Oil prices to soften: analysts

Oil prices to soften: analysts
By Ryan Huang | Posted: 24 August 2011 0023 hrs

SINGAPORE: From the Arab Spring to the debt crises in Europe and the US, world events are conspiring to soften the outlook for oil prices.

It could not have come at a better time to help many economies recover.

Celebrations in Tripoli mark new freedoms for the people of oil rich Libya and anticipation that the country will regain its role as a major exporter to the world.

Goldman Sachs said production could recover more quickly than forecast and this should pressure prices downwards as world economic growth slows.

Dominic Schnider, head of commodity research at UBS, said: In the short run, let's say towards the end of the year, we have the potential that actually crude oil prices, when we talk about WTI, (will) head towards US$70. That would imply a drop in Brent prices towards US$90.

"The weakness that we're likely to see is really related to the softness in demand. Economic activity could contract in one of the quarters, and I think that's going to weigh on overall crude oil consumption.

"So it's lower demand and the outlook that some of the Libyan problems that are likely to be solved and adding to additional supply that is likely to weigh on markets."

Oil prices spent most of the first half of this year above US$100 a barrel.
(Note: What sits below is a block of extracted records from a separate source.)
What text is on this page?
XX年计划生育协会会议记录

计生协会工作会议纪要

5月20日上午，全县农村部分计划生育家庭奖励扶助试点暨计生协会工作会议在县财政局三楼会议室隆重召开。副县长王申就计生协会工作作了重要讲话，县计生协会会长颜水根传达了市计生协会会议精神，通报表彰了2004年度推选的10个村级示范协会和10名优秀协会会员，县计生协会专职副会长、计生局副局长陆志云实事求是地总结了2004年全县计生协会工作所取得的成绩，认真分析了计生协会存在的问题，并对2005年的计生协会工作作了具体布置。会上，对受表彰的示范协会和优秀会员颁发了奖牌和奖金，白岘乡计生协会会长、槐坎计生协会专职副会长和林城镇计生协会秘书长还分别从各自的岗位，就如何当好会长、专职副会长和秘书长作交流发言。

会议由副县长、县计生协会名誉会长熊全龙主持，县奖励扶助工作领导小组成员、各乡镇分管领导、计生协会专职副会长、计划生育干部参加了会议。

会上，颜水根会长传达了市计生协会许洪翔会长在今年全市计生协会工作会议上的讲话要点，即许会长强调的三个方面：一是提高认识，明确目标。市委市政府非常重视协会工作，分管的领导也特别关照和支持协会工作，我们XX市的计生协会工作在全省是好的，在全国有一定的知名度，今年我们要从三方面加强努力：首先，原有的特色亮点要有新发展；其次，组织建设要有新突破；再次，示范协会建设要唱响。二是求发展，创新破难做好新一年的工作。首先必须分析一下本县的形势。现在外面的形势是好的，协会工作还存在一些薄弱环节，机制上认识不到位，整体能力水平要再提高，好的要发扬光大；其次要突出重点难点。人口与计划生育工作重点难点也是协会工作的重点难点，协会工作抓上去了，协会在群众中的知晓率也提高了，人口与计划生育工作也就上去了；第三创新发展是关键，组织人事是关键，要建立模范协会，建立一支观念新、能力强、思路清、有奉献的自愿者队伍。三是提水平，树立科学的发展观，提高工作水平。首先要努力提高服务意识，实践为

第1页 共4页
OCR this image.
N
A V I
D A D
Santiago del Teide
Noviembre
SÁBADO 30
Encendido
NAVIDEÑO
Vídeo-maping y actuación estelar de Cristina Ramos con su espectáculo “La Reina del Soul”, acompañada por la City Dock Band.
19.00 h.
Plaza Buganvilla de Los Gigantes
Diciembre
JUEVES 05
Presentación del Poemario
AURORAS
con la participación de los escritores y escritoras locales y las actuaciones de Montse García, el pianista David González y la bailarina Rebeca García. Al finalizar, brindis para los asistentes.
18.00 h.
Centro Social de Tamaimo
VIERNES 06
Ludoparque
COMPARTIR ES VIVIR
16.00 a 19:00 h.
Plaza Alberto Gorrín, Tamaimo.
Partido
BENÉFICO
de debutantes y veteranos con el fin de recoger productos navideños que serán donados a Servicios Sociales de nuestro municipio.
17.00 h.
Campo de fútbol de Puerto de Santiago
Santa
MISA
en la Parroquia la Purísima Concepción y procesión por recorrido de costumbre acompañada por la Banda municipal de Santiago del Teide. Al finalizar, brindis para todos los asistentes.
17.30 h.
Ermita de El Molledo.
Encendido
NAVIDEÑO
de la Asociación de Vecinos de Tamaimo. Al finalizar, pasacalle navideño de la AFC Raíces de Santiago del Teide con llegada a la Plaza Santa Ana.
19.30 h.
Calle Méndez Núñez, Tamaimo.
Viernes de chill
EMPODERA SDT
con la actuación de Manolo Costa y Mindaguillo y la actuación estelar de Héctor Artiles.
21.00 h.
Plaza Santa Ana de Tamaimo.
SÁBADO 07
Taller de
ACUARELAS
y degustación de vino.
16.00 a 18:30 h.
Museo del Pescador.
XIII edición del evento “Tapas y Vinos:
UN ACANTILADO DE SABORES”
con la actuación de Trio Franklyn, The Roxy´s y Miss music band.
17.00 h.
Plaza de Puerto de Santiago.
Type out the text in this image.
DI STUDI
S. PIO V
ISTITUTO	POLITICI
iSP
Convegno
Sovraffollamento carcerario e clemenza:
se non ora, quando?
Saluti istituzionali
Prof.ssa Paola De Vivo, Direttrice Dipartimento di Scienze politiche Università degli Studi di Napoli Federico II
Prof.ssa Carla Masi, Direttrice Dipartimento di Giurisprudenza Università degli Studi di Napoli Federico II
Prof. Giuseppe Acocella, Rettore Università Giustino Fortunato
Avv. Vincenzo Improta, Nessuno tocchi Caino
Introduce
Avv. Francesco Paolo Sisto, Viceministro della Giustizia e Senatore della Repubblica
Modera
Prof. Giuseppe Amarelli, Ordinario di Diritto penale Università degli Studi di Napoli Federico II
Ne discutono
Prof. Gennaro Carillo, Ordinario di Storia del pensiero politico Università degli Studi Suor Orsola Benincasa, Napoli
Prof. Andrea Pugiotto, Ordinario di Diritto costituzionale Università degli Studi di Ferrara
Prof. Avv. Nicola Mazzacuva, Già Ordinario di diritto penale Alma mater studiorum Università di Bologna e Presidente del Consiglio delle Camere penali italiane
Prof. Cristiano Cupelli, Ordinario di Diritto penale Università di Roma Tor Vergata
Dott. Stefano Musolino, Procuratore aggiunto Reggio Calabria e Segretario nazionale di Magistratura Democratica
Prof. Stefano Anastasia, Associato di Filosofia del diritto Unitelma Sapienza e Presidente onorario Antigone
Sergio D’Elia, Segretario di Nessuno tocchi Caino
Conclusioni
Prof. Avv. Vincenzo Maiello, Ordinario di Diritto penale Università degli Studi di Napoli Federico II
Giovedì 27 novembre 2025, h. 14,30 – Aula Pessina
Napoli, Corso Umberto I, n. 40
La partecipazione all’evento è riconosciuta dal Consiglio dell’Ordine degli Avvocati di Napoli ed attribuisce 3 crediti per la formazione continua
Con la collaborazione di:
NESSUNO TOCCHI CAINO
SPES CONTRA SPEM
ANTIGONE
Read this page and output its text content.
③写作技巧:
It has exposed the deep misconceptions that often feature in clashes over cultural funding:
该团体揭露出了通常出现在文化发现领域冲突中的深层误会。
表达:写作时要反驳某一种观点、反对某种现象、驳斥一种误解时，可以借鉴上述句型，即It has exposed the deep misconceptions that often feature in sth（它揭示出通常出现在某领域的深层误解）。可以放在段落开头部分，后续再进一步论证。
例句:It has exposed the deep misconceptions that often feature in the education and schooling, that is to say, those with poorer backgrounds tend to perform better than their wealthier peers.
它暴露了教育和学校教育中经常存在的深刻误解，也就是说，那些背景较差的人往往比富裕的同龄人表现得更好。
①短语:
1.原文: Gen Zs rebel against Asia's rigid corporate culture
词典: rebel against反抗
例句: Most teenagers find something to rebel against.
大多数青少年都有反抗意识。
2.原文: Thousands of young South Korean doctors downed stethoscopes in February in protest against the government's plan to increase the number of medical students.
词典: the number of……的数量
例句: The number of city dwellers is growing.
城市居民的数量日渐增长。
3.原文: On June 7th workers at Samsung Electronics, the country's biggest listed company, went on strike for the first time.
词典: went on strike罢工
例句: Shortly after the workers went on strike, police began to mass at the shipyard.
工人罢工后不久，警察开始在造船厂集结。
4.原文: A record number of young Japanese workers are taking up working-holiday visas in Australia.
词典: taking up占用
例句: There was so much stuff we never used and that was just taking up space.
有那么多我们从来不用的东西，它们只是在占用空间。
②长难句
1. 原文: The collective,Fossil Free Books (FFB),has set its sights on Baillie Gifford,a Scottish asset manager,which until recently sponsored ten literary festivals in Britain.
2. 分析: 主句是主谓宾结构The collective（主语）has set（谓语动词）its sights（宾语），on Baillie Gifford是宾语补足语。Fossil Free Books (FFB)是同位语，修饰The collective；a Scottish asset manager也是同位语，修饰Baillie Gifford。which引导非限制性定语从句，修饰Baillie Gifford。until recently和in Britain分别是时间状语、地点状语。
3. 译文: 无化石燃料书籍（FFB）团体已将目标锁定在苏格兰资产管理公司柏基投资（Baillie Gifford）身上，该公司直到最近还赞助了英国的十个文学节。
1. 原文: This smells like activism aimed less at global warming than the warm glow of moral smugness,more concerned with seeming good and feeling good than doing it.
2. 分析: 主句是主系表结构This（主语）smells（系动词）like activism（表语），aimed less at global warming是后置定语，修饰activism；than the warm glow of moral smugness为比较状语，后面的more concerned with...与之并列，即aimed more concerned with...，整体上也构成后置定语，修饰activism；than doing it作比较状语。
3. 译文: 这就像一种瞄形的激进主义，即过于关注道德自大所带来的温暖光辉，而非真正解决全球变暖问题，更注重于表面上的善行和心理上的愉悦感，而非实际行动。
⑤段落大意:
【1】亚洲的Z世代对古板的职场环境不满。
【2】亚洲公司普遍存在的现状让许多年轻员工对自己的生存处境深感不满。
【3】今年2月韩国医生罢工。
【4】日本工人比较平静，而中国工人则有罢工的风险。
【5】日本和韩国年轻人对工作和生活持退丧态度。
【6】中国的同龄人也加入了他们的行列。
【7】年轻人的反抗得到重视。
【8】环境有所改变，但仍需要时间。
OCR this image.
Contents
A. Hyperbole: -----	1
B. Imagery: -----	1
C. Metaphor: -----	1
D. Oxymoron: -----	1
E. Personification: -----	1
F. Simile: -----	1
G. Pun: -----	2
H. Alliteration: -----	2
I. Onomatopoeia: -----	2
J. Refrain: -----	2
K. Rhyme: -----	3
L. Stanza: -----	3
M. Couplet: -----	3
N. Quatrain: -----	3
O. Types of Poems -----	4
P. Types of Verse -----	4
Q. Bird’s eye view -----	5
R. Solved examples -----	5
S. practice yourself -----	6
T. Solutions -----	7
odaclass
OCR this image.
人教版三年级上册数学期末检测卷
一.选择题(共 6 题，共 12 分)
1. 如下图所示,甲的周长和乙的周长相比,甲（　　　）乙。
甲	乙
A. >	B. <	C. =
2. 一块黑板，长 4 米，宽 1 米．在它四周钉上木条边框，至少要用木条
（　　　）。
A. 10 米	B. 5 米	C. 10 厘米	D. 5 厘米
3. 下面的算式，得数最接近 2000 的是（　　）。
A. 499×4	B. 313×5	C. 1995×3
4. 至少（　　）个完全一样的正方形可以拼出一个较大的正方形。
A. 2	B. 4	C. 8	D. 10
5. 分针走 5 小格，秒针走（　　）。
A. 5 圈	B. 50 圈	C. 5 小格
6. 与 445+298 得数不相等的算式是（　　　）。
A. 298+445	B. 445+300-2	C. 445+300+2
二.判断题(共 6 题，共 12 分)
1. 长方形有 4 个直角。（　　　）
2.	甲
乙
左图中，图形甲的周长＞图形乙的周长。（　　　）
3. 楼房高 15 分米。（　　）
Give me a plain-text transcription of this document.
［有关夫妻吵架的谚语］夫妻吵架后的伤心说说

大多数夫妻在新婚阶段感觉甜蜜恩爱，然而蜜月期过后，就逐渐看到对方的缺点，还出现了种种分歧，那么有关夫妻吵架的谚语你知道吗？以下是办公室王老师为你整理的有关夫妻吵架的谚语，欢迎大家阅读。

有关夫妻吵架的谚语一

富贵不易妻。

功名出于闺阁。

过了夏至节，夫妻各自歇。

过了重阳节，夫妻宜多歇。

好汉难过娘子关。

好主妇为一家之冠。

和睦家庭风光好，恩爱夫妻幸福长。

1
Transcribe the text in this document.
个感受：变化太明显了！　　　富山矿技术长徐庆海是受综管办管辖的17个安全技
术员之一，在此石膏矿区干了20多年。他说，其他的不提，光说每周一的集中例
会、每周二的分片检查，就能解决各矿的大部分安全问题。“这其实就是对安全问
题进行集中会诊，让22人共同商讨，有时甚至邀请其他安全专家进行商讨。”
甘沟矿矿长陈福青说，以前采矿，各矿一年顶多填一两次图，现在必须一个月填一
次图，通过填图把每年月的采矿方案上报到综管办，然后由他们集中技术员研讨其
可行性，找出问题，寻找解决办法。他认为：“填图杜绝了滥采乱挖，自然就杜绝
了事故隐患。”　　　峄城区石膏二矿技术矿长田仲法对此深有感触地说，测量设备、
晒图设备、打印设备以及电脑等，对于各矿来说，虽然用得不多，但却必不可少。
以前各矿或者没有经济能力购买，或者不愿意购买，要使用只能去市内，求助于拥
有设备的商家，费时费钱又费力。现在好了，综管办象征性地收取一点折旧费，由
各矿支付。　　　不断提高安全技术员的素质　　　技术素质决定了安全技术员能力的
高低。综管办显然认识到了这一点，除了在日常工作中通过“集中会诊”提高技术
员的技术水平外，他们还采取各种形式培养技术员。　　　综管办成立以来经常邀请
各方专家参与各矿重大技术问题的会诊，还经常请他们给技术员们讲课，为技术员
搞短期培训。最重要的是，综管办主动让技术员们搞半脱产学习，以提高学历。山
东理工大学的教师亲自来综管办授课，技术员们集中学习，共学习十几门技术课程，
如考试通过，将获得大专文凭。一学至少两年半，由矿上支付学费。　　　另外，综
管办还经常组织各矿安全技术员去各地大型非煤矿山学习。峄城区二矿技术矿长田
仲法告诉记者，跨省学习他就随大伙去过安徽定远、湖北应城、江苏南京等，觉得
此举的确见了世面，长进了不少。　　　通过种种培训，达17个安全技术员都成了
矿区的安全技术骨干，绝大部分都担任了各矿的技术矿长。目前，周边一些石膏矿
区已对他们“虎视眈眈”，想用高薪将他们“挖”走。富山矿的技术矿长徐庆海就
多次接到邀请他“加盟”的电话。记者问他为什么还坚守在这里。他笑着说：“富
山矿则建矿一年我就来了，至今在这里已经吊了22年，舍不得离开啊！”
That has hurt companies and consumers, and put some economies on course for recession.

The last few weeks, however, have witnessed a definitive move lower, with some analysts forecasting oil could drop to as low as US$70 in the short term.

Economists said a sustained drop in oil prices will help to buffer the turmoil in financial markets.

Leong Waiho, senior regional economist at Barclays Capital, said: "Refining centres in Asia and relatively industrialised economies in Asia will benefit the most.

"Singapore clearly fits into this camp with large refining presence ... for exports. But also the likes of Taiwan and Korea, which are relatively high on the energy intensity scale, will also stand to benefit significantly."

If oil prices remain low for the next six months, we could start to see lower petrol prices and electricity tariffs. For example, some expect petrol prices to drop as much as 10 percent over the next 12 months.